The "Best Sellers" strategy recommends the top-selling product based on real-time sales data. This strategy can help open up users to a whole new range of up-sell and cross-sell opportunity. While defining the “Most Popular” strategy properties, Hawksearch allows the user to define a Time Period. The popularity of items takes the Buy event into consideration. To avoid a cold start, Hawksearch also provides an option to import historical sales data. Additional filters to narrow recommended items are available for this strategy. 

 

 


Hot Now

The "Hot Now" strategy recommends popular products within a short time period based on real-time sales data. While defining the Hot Now strategy properties, Hawksearch shows 2

settings:  

1. Primary Time Period  

2. Secondary Time Period  

Time periods are used to configure the "now" aspect of the sales data – for lower traffic sites, the time period can be set to a higher value, and for higher traffic sites, the time period can be set to a lower value. A user can configure the Time Period to update in short minute intervals. Hot now calculates the rank based on the following events: BuyAdd to Cart, and View. For each event, the product ranking is calculated by selecting products from both time periods (Primary and Secondary) and multiplying their quantities with defined multipliers. In the default multiplier, events in the Primary Time Period contribute the most, and events in the Secondary Time Period have respectively lower impacts on the ranking. Products with the highest rankings will then become the final recommendations. Additional filters to narrow recommended items are available for this strategy. 

 


Most Popular

The "Most Popular" strategy recommends the most popular products based on real-time sales data. This strategy adds a social proof element to the recommendation and helps introduce categories that are new to users. While defining the “Most Popular” strategy properties, Hawksearch allows the user to define a Time Period. The popularity of items is decided based on the following events: Buy, Add to Cart, and View – each event is ranked differently.
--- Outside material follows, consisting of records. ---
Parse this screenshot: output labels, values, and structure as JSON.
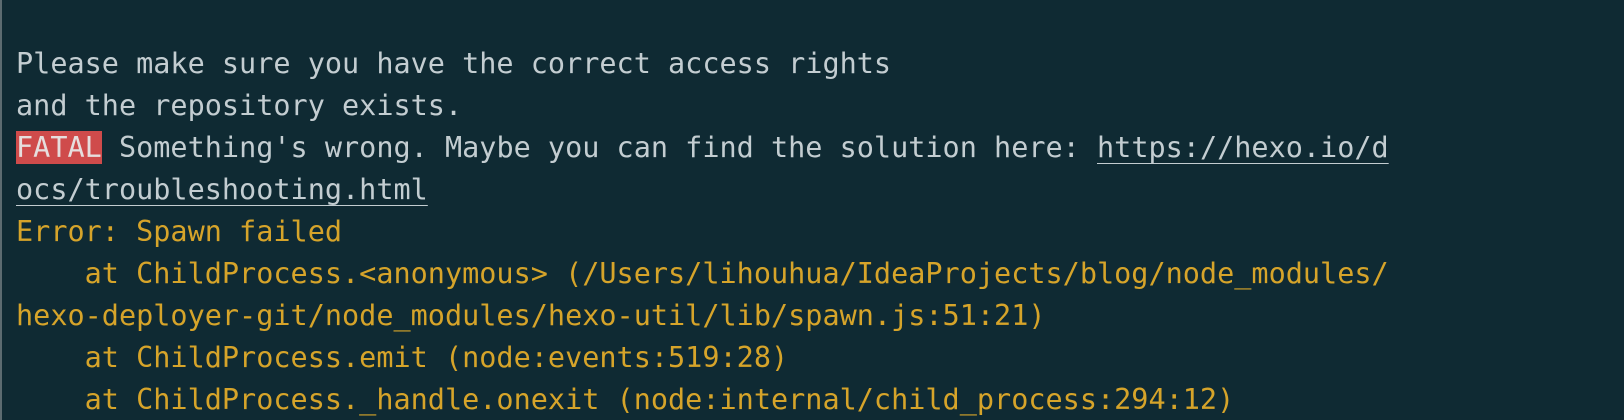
{
  "terminal": {
    "line1": "Please make sure you have the correct access rights",
    "line2": "and the repository exists.",
    "fatal_badge": "FATAL",
    "fatal_message": " Something's wrong. Maybe you can find the solution here: ",
    "link_part1": "https://hexo.io/d",
    "link_part2": "ocs/troubleshooting.html",
    "error_line": "Error: Spawn failed",
    "stack1a": "    at ChildProcess.<anonymous> (/Users/lihouhua/IdeaProjects/blog/node_modules/",
    "stack1b": "hexo-deployer-git/node_modules/hexo-util/lib/spawn.js:51:21)",
    "stack2": "    at ChildProcess.emit (node:events:519:28)",
    "stack3": "    at ChildProcess._handle.onexit (node:internal/child_process:294:12)"
  },
  "colors": {
    "background": "#0f2a33",
    "text": "#c3cdd1",
    "error": "#d6a42a",
    "fatal_badge": "#cf4b4b"
  }
}
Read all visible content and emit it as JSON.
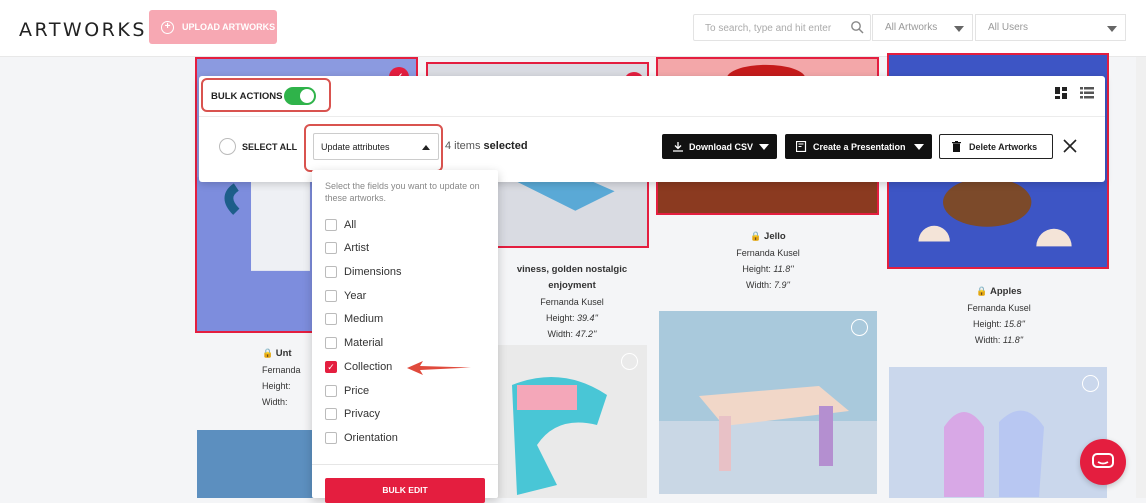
{
  "header": {
    "brand": "ARTWORKS",
    "upload_label": "UPLOAD ARTWORKS",
    "search_placeholder": "To search, type and hit enter",
    "filter_artworks": "All Artworks",
    "filter_users": "All Users"
  },
  "bulk_bar": {
    "label": "BULK ACTIONS",
    "toggle_on": true,
    "select_all": "SELECT ALL",
    "attribute_select": "Update attributes",
    "count_text": "4 items",
    "selected_word": "selected",
    "download_csv": "Download CSV",
    "create_presentation": "Create a Presentation",
    "delete_artworks": "Delete Artworks"
  },
  "dropdown": {
    "help_text": "Select the fields you want to update on these artworks.",
    "options": [
      {
        "label": "All",
        "checked": false
      },
      {
        "label": "Artist",
        "checked": false
      },
      {
        "label": "Dimensions",
        "checked": false
      },
      {
        "label": "Year",
        "checked": false
      },
      {
        "label": "Medium",
        "checked": false
      },
      {
        "label": "Material",
        "checked": false
      },
      {
        "label": "Collection",
        "checked": true
      },
      {
        "label": "Price",
        "checked": false
      },
      {
        "label": "Privacy",
        "checked": false
      },
      {
        "label": "Orientation",
        "checked": false
      }
    ],
    "bulk_edit": "BULK EDIT"
  },
  "artworks": [
    {
      "title": "Unt",
      "artist": "Fernanda",
      "height_label": "Height:",
      "width_label": "Width:",
      "height": "",
      "width": ""
    },
    {
      "title": "viness, golden nostalgic enjoyment",
      "artist": "Fernanda Kusel",
      "height_label": "Height:",
      "width_label": "Width:",
      "height": "39.4''",
      "width": "47.2''"
    },
    {
      "title": "Jello",
      "artist": "Fernanda Kusel",
      "height_label": "Height:",
      "width_label": "Width:",
      "height": "11.8''",
      "width": "7.9''"
    },
    {
      "title": "Apples",
      "artist": "Fernanda Kusel",
      "height_label": "Height:",
      "width_label": "Width:",
      "height": "15.8''",
      "width": "11.8''"
    }
  ],
  "colors": {
    "accent": "#e41e3f",
    "toggle": "#2fb34a",
    "highlight": "#d9534f"
  }
}
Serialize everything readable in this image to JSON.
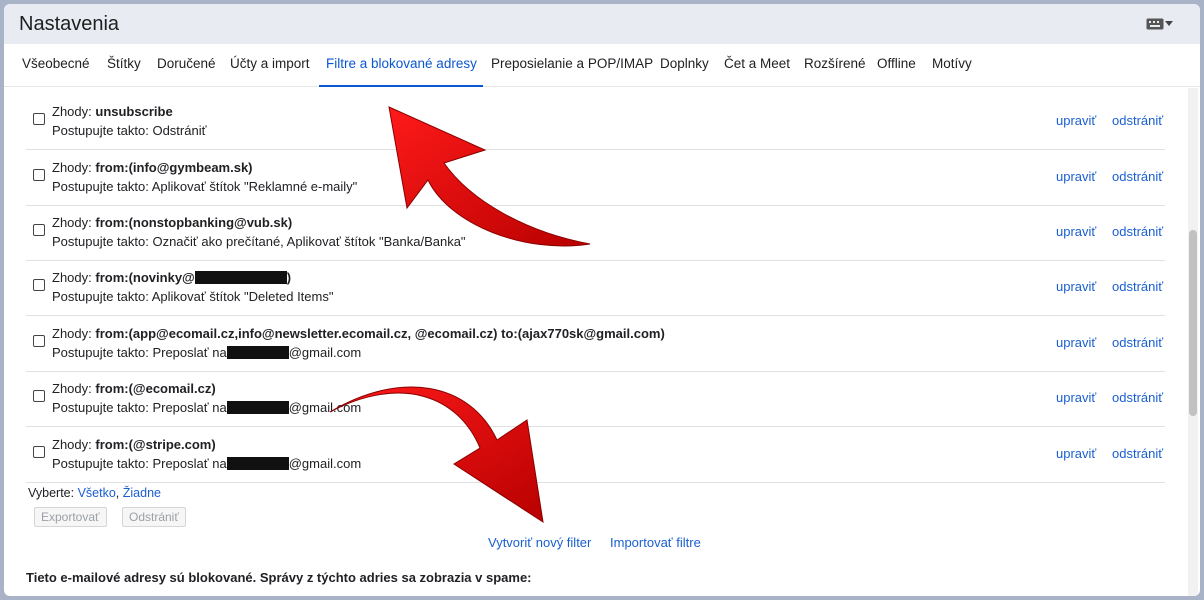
{
  "window": {
    "title": "Nastavenia",
    "input_icon": "keyboard-icon"
  },
  "tabs": [
    {
      "label": "Všeobecné"
    },
    {
      "label": "Štítky"
    },
    {
      "label": "Doručené"
    },
    {
      "label": "Účty a import"
    },
    {
      "label": "Filtre a blokované adresy",
      "active": true
    },
    {
      "label": "Preposielanie a POP/IMAP"
    },
    {
      "label": "Doplnky"
    },
    {
      "label": "Čet a Meet"
    },
    {
      "label": "Rozšírené"
    },
    {
      "label": "Offline"
    },
    {
      "label": "Motívy"
    }
  ],
  "filters": [
    {
      "match_prefix": "Zhody:",
      "match": "unsubscribe",
      "action": "Postupujte takto: Odstrániť",
      "edit": "upraviť",
      "delete": "odstrániť"
    },
    {
      "match_prefix": "Zhody:",
      "match": "from:(info@gymbeam.sk)",
      "action": "Postupujte takto: Aplikovať štítok \"Reklamné e-maily\"",
      "edit": "upraviť",
      "delete": "odstrániť"
    },
    {
      "match_prefix": "Zhody:",
      "match": "from:(nonstopbanking@vub.sk)",
      "action": "Postupujte takto: Označiť ako prečítané, Aplikovať štítok \"Banka/Banka\"",
      "edit": "upraviť",
      "delete": "odstrániť"
    },
    {
      "match_prefix": "Zhody:",
      "match": "from:(novinky@",
      "match_suffix": ")",
      "action": "Postupujte takto: Aplikovať štítok \"Deleted Items\"",
      "edit": "upraviť",
      "delete": "odstrániť"
    },
    {
      "match_prefix": "Zhody:",
      "match": "from:(app@ecomail.cz,info@newsletter.ecomail.cz, @ecomail.cz) to:(ajax770sk@gmail.com)",
      "action": "Postupujte takto: Preposlať na",
      "action_suffix": "@gmail.com",
      "edit": "upraviť",
      "delete": "odstrániť"
    },
    {
      "match_prefix": "Zhody:",
      "match": "from:(@ecomail.cz)",
      "action": "Postupujte takto: Preposlať na",
      "action_suffix": "@gmail.com",
      "edit": "upraviť",
      "delete": "odstrániť"
    },
    {
      "match_prefix": "Zhody:",
      "match": "from:(@stripe.com)",
      "action": "Postupujte takto: Preposlať na",
      "action_suffix": "@gmail.com",
      "edit": "upraviť",
      "delete": "odstrániť"
    }
  ],
  "selection": {
    "label": "Vyberte:",
    "all": "Všetko",
    "none": "Žiadne",
    "export": "Exportovať",
    "remove": "Odstrániť"
  },
  "links": {
    "new_filter": "Vytvoriť nový filter",
    "import_filters": "Importovať filtre"
  },
  "blocked": {
    "heading": "Tieto e-mailové adresy sú blokované. Správy z týchto adries sa zobrazia v spame:"
  },
  "colors": {
    "accent": "#0b57d0",
    "link": "#1a5fd1",
    "annotation_arrow": "#e00000"
  }
}
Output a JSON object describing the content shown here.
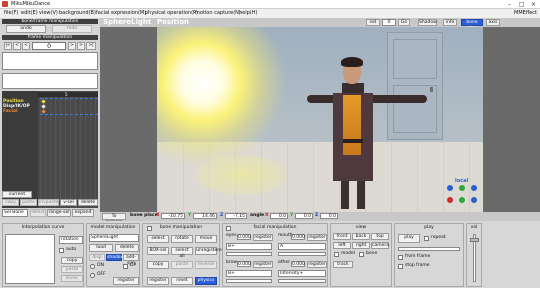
{
  "window": {
    "title": "MikuMikuDance",
    "accent": "#2c5fd7"
  },
  "menu": {
    "items": [
      "file(F)",
      "edit(E)",
      "view(V)",
      "background(B)",
      "facial expression(M)",
      "physical operation(P)",
      "motion capture(N)",
      "help(H)"
    ],
    "right": "MMEffect"
  },
  "left": {
    "bone_title": "bone/frame manipulation",
    "undo": "undo",
    "redo": "redo",
    "frame_title": "frame manipulation",
    "frame_value": "0",
    "tl_label": "5",
    "tracks": [
      {
        "name": "Position",
        "color": "#f0e24a"
      },
      {
        "name": "Disp/IK/OP",
        "color": "#f4f4f4"
      },
      {
        "name": "Facial",
        "color": "#f08a30"
      }
    ],
    "current_label": "current",
    "row1": [
      "copy",
      "paste",
      "invpaste",
      "v-sel",
      "delete"
    ],
    "row2": [
      "select",
      "range-sel",
      "expand"
    ],
    "selbone": "Sel Bone"
  },
  "viewport": {
    "model": "SphereLight",
    "mode": "Position",
    "btns": [
      "set",
      "0",
      "Go",
      "Shadow",
      "info",
      "bone view",
      "axis"
    ],
    "camera_label": "local"
  },
  "status": {
    "to_camera": "To camera",
    "bone_label": "bone place",
    "x": "-10.75",
    "y": "14.46",
    "z": "-7.15",
    "angle_label": "angle",
    "ax": "0.0",
    "ay": "0.0",
    "az": "0.0"
  },
  "interp": {
    "title": "Interpolation curve",
    "rotation": "rotation",
    "auto_label": "auto",
    "copy": "copy",
    "paste": "paste",
    "linear": "linear"
  },
  "model_panel": {
    "title": "model manipulation",
    "model": "SphereLight",
    "load": "load",
    "delete": "delete",
    "disp": "disp",
    "shadow": "shadow",
    "add_sync": "add-syn",
    "on": "ON",
    "off": "OFF",
    "op": "OP",
    "register": "register"
  },
  "bone_panel": {
    "title": "bone manipulation",
    "select": "select",
    "rotate": "rotate",
    "move": "move",
    "box_sel": "BOX-sel",
    "select_all": "select all",
    "unregister": "unregistered",
    "copy": "copy",
    "paste": "paste",
    "reverse": "reverse",
    "register": "register",
    "reset": "reset",
    "physics": "physics"
  },
  "facial_panel": {
    "title": "facial manipulation",
    "groups": [
      {
        "label": "eyes",
        "value": "0.000",
        "sel": "B+",
        "btn": "register"
      },
      {
        "label": "mouth",
        "value": "0.000",
        "sel": "A",
        "btn": "register"
      },
      {
        "label": "brow",
        "value": "0.000",
        "sel": "B+",
        "btn": "register"
      },
      {
        "label": "other",
        "value": "0.000",
        "sel": "Intensity+",
        "btn": "register"
      }
    ]
  },
  "view_panel": {
    "title": "view",
    "btns": [
      "front",
      "back",
      "top",
      "left",
      "right",
      "camera",
      "track"
    ],
    "model": "model",
    "bone": "bone"
  },
  "play_panel": {
    "title": "play",
    "play": "play",
    "repeat": "repeat",
    "vol_label": "vol",
    "from": "from frame",
    "to": "stop frame"
  }
}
Buy events contribute the most, and Add to Cart and View events have respectively lower impact on popularity. Additional filters to narrow recommended items are available for this strategy. 

 

 


Trending Items

The "Trending Items" strategy utilizes combined strategies to recommend trending items. While defining the "Trending Items" Strategy properties, Hawksearch allows the user to define a Time Period. A "Trending" factor is calculated using data from other existing strategies:   

  • Most Popular   

  • Hot Now   

  • Best Sellers   

Additional filters to narrow recommended items are available for this strategy. 

 


Recently Searched

The "Recently Searched" strategy shows a list of items that were recently displayed in the search result for a particular user– items are displayed in a random order and contain items from various searches (not only the last one)
Configuration allow to define, view context, number of recent searches to take into consideration and number of top items from these search results that should be used. Additional filters to narrow recommended items are available for this strategy.

 


Recently Viewed

The "Recently Viewed" strategy shows a list of recently viewed items – items are displayed in descending order (last viewed item will be displayed first). Additional filters to narrow recommended items are available for this strategy.